И запахи были из детства, и пчелы. Казалось, что она сейчас вскочит девочкой, в коротеньком платьице, побежит домой, подпрыгивая и напевая. Почему она прячется? На своей земле, под своим небом? Как все это получилось? Как фашисты очутились здесь, в середине России, в ее степях? И отчего она, Клава Вилор, живет под чужим именем, перестала быть собой, от себя самой прячется?
Она задавала себе те самые вопросы, какими осаждали ее хуторяне. Что же она отвечала им? Она пробовала вспомнить и не могла. Какие-то — для них — она находила слова, для себя же слов не было.
Она всегда умела ответить колхозникам про отступление, про неудачи наших войск, приводила причины, находила оправдания, объяснения.
Впервые она сама себе задавала вопросы, без оглядки, напрямую.
Внутреннее чутье подсказывало, что мысли эти ослабляют ее, они не нужны, они разрушают ее волю. Другому, может, это и полезно, ей же не стоит копаться в себе, пробовать отвечать на эти вопросы.

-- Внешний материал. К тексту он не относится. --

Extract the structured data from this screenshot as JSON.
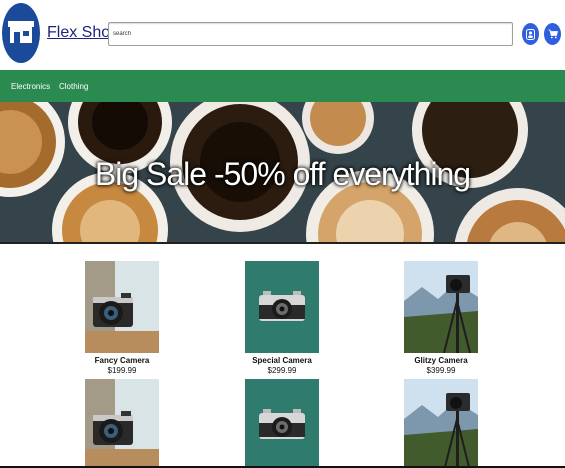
{
  "header": {
    "brand": "Flex Shop",
    "search_value": "search",
    "account_icon": "user-icon",
    "cart_icon": "cart-icon"
  },
  "nav": {
    "items": [
      {
        "label": "Electronics"
      },
      {
        "label": "Clothing"
      }
    ]
  },
  "banner": {
    "title": "Big Sale -50% off everything"
  },
  "products": [
    {
      "name": "Fancy Camera",
      "price": "$199.99"
    },
    {
      "name": "Special Camera",
      "price": "$299.99"
    },
    {
      "name": "Glitzy Camera",
      "price": "$399.99"
    },
    {
      "name": "",
      "price": ""
    },
    {
      "name": "",
      "price": ""
    },
    {
      "name": "",
      "price": ""
    }
  ],
  "colors": {
    "nav_bg": "#2a8a50",
    "brand": "#1f237e",
    "icon_button": "#2f5fe0"
  }
}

Грязная, немощная, в рваном своем сарафане, лежала она среди цветущего душистого травостоя. Не хотелось приводить себя в порядок. Не было ни жалости к себе, ни отвращения. Она бесчувственно смотрела, как по ней ползают вши и какие-то маленькие черные муравьи. Изредка облачком наплывала мысль о дочке и таяла. Ничего не оставалось в душе онемелой, опрокинутой, как это пустое, обманное небо.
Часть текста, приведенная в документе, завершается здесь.